Marriage: From cafeteria to gourmet banquet

It wasn’t love at first sight. We grew up in the same town, attended Catholic schools, and even dated each other for a few months in high school and sporadically during college. And then came that pivotal New Year’s Eve when Gerri’s date got sick and Bob talked his way into a date with her. It was a “storybook” evening! After talking and laughing through two lousy movies, trudging through an unexpected foot of fresh snow, encountering a dead battery and riding home in a police cruiser, we were more than just friends.

Preparing for life

As Gerri says, “For me, it was stunning! Through high school, the sisters taught us to pray the Rosary daily for a good husband.
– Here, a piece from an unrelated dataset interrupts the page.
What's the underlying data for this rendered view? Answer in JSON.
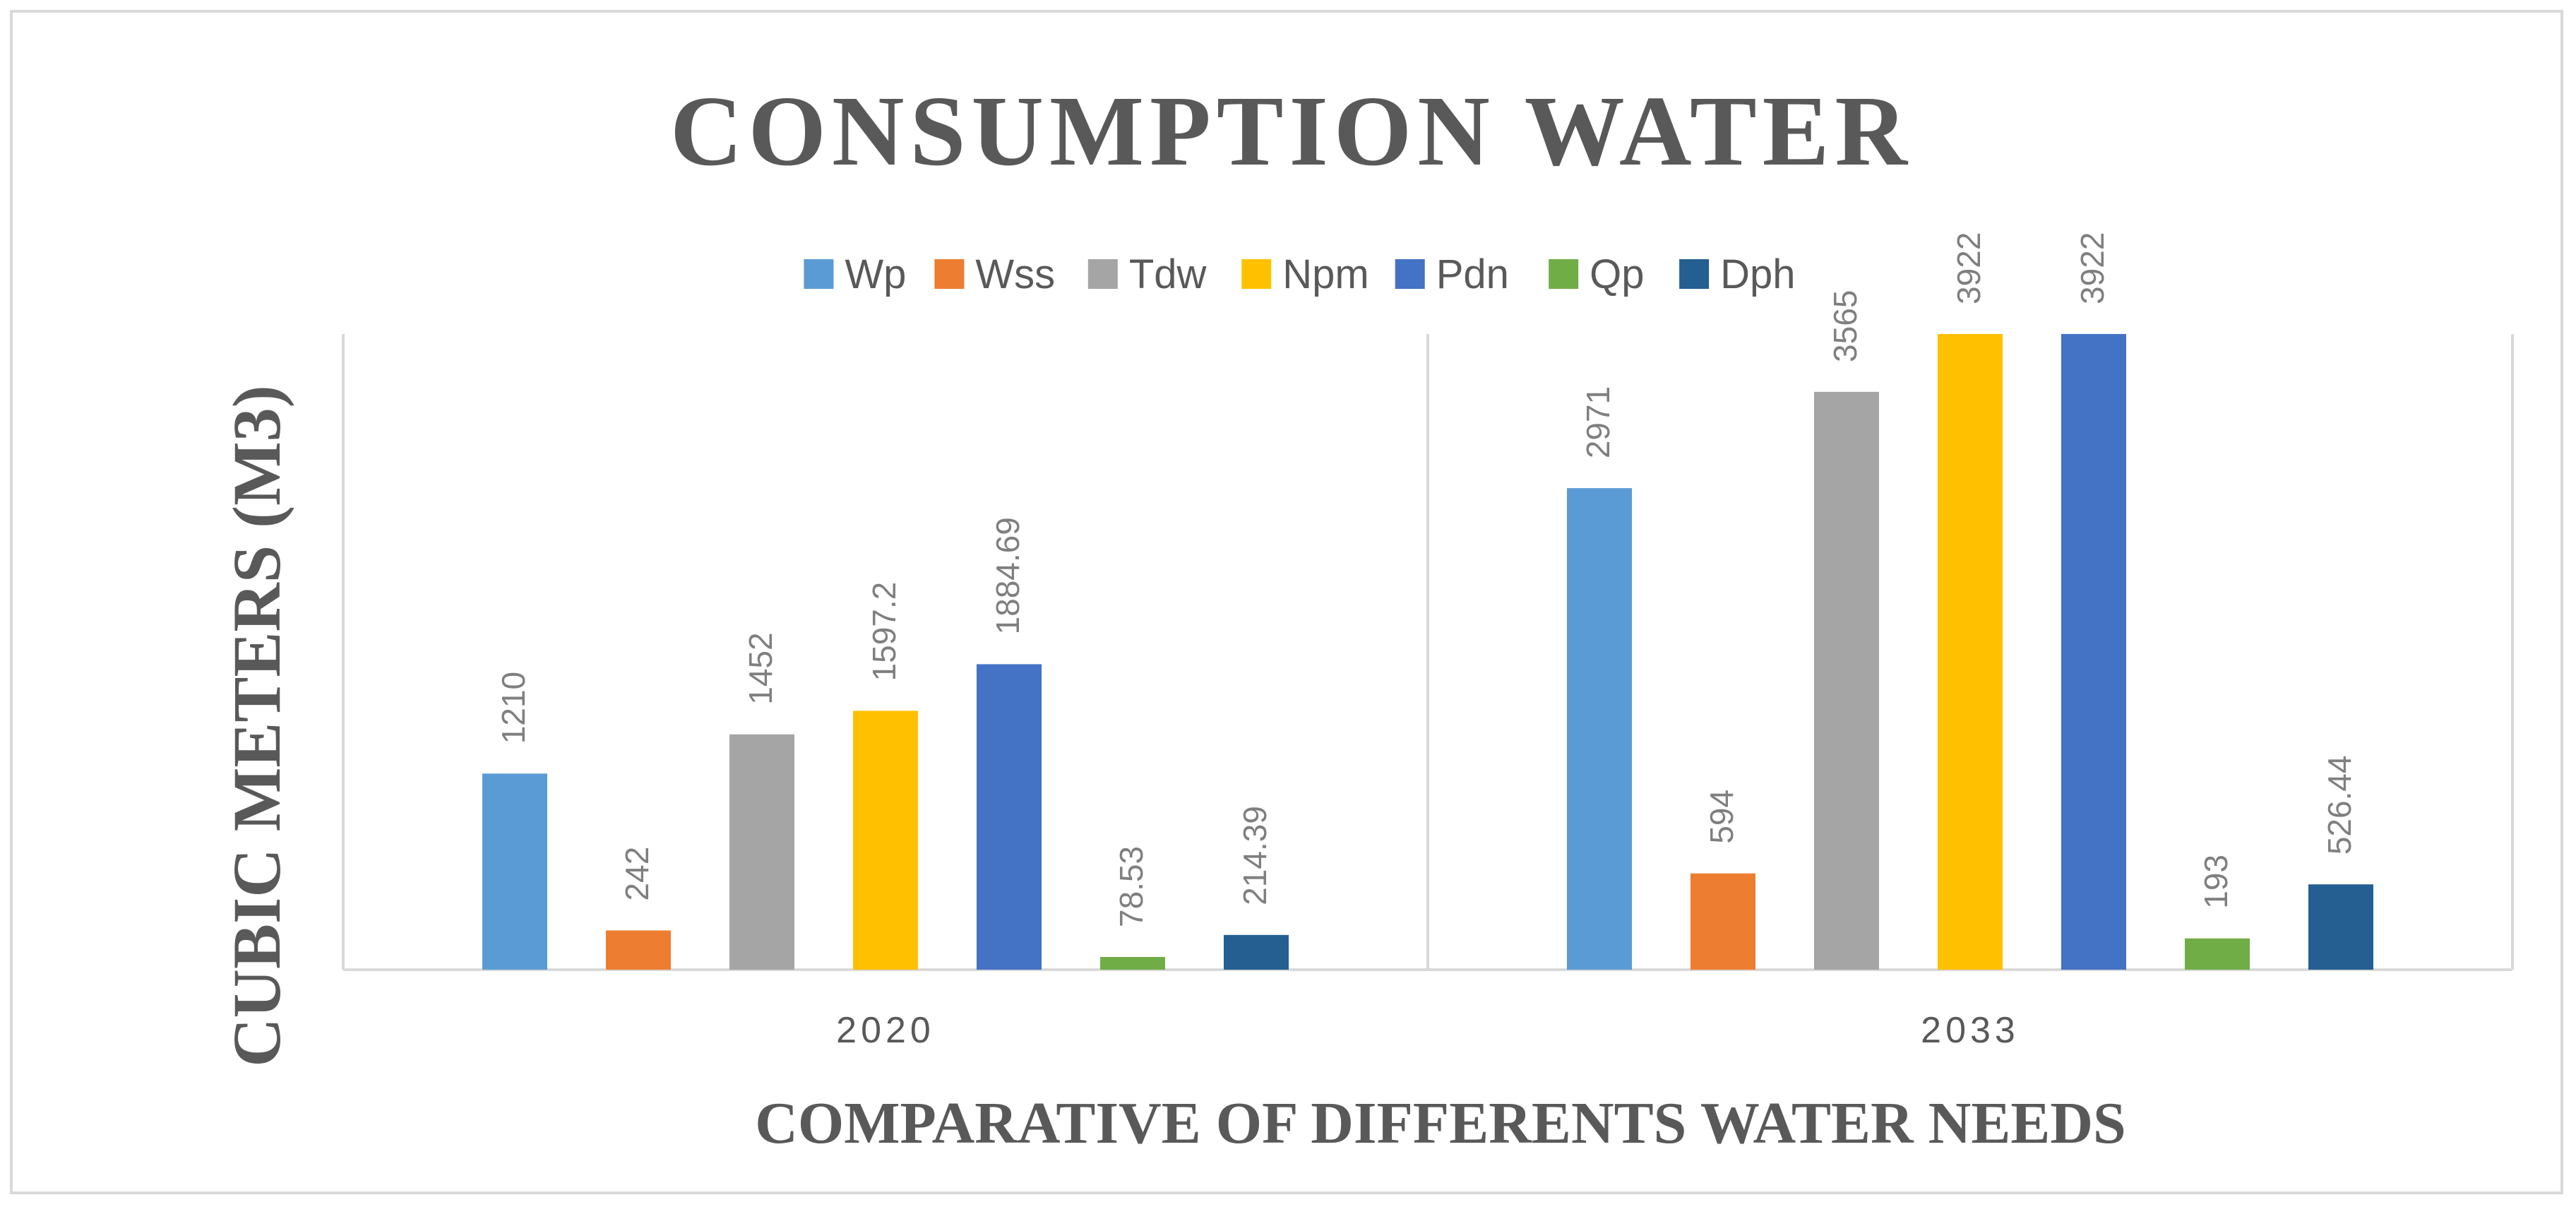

I did, although somewhat halfheartedly, even though I was focused on a career with the FBI. I really didn’t expect my prayers to be heard! Bob even gave me a rosary as a wedding gift, with our wedding date inscribed on the back of the crucifix. And like a fool with a good luck charm, I tucked it away in a drawer because my prayers had been answered — I married a good husband.”
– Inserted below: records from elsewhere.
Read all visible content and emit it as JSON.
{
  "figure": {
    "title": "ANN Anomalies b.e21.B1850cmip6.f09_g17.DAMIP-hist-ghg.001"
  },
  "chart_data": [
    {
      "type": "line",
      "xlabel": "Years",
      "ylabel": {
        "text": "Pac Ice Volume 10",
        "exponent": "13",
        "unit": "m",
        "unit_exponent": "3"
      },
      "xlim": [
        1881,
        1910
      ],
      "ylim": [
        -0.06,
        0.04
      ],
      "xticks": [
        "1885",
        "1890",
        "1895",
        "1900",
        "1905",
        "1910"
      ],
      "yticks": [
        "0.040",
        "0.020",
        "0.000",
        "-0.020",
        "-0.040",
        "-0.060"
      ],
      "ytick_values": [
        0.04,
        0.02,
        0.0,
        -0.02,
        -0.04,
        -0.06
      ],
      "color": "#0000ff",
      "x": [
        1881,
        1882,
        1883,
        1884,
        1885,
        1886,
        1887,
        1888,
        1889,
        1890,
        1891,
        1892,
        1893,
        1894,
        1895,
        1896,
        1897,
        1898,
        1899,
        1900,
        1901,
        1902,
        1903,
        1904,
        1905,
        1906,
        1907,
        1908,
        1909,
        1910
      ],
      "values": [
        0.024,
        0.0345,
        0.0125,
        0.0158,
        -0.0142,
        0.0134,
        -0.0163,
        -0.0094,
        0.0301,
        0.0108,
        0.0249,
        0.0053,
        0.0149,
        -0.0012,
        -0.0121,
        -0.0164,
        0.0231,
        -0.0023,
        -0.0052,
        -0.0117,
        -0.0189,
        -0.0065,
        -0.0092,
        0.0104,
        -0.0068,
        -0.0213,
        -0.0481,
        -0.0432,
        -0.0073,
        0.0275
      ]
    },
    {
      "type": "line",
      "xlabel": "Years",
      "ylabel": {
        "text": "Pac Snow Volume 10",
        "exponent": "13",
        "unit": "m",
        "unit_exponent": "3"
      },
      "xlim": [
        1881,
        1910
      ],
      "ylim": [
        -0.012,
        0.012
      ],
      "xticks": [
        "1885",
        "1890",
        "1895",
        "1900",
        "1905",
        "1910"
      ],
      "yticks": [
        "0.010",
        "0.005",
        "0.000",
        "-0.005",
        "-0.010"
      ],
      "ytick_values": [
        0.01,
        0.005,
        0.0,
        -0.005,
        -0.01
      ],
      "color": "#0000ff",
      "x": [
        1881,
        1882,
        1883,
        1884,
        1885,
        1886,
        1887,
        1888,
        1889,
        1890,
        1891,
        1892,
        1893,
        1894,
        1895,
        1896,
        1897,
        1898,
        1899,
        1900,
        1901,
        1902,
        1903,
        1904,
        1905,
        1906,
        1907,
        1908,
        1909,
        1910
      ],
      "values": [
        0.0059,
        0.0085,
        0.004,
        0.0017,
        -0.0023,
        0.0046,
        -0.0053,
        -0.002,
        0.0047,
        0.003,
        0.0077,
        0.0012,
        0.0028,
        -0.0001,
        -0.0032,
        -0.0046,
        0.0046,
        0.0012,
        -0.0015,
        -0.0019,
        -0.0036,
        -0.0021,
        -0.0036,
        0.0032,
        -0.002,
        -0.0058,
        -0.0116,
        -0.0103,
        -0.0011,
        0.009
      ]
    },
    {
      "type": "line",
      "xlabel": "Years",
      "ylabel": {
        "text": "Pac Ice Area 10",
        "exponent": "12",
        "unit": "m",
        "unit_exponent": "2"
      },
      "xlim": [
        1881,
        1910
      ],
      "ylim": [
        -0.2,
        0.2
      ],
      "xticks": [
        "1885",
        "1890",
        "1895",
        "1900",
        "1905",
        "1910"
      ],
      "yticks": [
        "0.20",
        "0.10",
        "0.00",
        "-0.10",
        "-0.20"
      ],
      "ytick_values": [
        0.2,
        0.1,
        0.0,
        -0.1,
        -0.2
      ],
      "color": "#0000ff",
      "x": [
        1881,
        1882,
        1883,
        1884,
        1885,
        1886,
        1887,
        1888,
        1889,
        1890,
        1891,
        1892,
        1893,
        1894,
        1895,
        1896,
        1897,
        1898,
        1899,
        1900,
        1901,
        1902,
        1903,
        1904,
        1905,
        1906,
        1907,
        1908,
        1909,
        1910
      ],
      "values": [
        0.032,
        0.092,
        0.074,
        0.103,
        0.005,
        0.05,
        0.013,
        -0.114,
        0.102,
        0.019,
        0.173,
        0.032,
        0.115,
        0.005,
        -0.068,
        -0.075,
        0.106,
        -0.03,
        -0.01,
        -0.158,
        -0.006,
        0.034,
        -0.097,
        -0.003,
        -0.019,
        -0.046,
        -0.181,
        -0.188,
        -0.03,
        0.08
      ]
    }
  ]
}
As we prepared for marriage, words from Ephesians 5 caught our attention: “Wives be submissive to your husbands.” When we coupled those words with our priest’s instruction to “follow your conscience with regard to family planning,” we concluded that contraception was a necessity, and we quickly fell into the birth control trap. It left us feeling empty. We had our two children, and thus had met our societal obligations by statistically replacing ourselves. But we were no longer lovers — giving for the good of the other — and it was having a ripple effect on our family. As we further embraced “cafeteria Catholicism,” picking and choosing the teachings that fit our lifestyle, we skipped basic things like grace before meals and Sunday Mass if it was inconvenient when traveling. Just as St. Peter began to sink while walking on water when he took his eyes off Christ, so too did we start to sink when we took our eyes off Christ and missed the truth, beauty and goodness of marriage.

The grace to change

Nature never forgives and man sometimes forgives, but God always forgives, and He blessed us with the grace to change. We read Pope Paul VI’s encyclical Humanae Vitae (“Of Human Life”) and many other Catholic writings and realized that children are gifts — “love with a name” — and not simply the by-products of marriage. Together we learned natural family planning. When we rejected birth control and understood how to “read” our signs of fertility and infertility, we experienced how and why the marital act can be profound, holy and good. Furthermore, this knowledge enabled us to cooperate with God’s grace and welcome three more children into our family.

These changes made a profound impact on our marriage, but this was only the beginning. We were gaining a greater understanding of our Faith, but we needed to live it on a daily basis. We had to tell our children that our past ways were the wrong ways; we needed a new direction. We explained why we must pray before meals, make Mass and the sacraments a priority, and center our lives in Christ. Our children responded: among other things, the youngest learned to read because he wanted to lead the litany we recited as a family each evening during Lent one year; the kids pointed to pictures of Jesus and Mary if there was an argument during dinner, and they reminded us to check the Sunday Mass times when we were traveling. No more excuses! We had to live what we believed 24/7, and the kids were helping us do that.

Unlimited access to mercy

As we struggled to live marriage God’s way, we experienced unlimited access to his mercy, and that was life-changing! We could no longer ignore his outstretched arms. The rosary is well-worn now; the wedding date on the crucifix is barely discernible. We returned to Ephesians 5 years ago and continued reading: “Husbands, love your wives, as Christ loved the Church and gave himself up for her, that he might sanctify her, having cleansed her by the washing of water with the word, that he might present the Church to himself in splendor, without spot or wrinkle or any such thing, that she might be holy and without blemish.” Oh! We had missed this part early in our marriage.

Now we often reflect on Ephesians 5. It is one of the many delicacies offered at the “gourmet banquet” of the entire body of Catholic teaching. Our taste buds long for the richness of the Faith. “Cafeteria Catholicism” will never satisfy. We no longer settle for the din of the cafeteria; we want only the truth, beauty and goodness of the banquet!

Bob and Gerri Laird write from Virginia.